Our Shadowed World by Dominic Kirkham
Reviewed by Beverly Smith
Civilisation is often seen as the opposite of savagery – the living city rising above the threatened wilderness, a progressive idea leaving in its wake a more primitive state.
It is a story that can perhaps be best represented by the monumental concrete face, rising some fifteen meters high, which stands on a hill alongside the Road of Bones (human bones!) overlooking Magadan in the Kolyma region of Eastern Russia. Here in what has been called the capital of the Soviet Gulag this overpowering memorial – the Mask of Sorrow – was built in memory of all those countless millions of people who perished under the flimsiest of pretexts in the forced labour camps of Stalin’s regime over a period of three decades. This modern pietà has an Aztec quality to it, with its grim visage and weeping tears of skulls, which bears witness to the industrial scale of slaughter that took place among civilized people.
When Columbus stepped ashore on the Bahamas in 1492, he was welcomed by the Taino people, a hospitable multiethnic people who had inhabited many of the Caribbean islands for over a thousand years and had a well-ordered and peaceful society.

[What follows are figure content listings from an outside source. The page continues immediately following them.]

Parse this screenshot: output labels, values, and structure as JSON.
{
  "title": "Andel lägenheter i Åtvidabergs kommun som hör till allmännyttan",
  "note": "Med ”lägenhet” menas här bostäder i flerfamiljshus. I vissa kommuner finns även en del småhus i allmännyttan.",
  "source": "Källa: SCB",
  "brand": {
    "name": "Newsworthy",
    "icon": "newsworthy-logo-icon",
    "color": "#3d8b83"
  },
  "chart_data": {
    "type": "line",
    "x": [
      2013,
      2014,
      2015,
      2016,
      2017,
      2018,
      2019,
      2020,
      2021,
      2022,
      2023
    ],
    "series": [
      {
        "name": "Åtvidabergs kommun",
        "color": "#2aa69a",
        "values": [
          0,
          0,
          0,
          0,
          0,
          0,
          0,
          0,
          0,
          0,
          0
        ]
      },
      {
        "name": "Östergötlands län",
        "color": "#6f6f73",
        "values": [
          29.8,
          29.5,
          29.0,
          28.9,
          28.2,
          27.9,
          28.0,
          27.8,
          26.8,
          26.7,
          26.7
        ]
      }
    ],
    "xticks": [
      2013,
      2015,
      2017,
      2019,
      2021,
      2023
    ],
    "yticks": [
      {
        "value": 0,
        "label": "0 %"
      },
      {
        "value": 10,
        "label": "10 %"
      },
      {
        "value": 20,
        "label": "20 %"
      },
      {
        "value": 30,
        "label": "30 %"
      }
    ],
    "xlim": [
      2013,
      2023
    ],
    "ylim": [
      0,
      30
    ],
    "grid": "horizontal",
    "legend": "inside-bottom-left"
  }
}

These he summarily denounced as heretics and while women were raped he began mass burnings: at one auto-da-fe eighty caciques (chieftains) were burned alive. After twelve years of genocidal butchery and disease brought by the Spanish, the islands had been depopulated. In such a case we may well ponder just who exactly were the savages?
The Bibliography is extensive – Karen Armstrong’s ‘The Crusades and Their Impact on Today’s World’. Tariq Ali, ‘The Clash of Fundamentalism: Crusades Jihads and Modernity’. I bought Niall Ferguson’s ‘Civilisation: The West and the Rest’ and considering adding Tim Flannery’s ‘Here on Earth: A twin biography of the Planet and the Human Race’ to my library.
For readers in the Commonwealth, the effects of Colonialism will cause speculation about ‘belief’ at the time of the growth of Protestantism in the sixteenth century. Even in the Geneva Bible of 1560-, the word ‘tyrant’ appears more than 400 times to describe an ungodly ruler who subjected a nation to his cruel whims.
The reader can also ponder why the mythical history of Israel legitimises the modern state.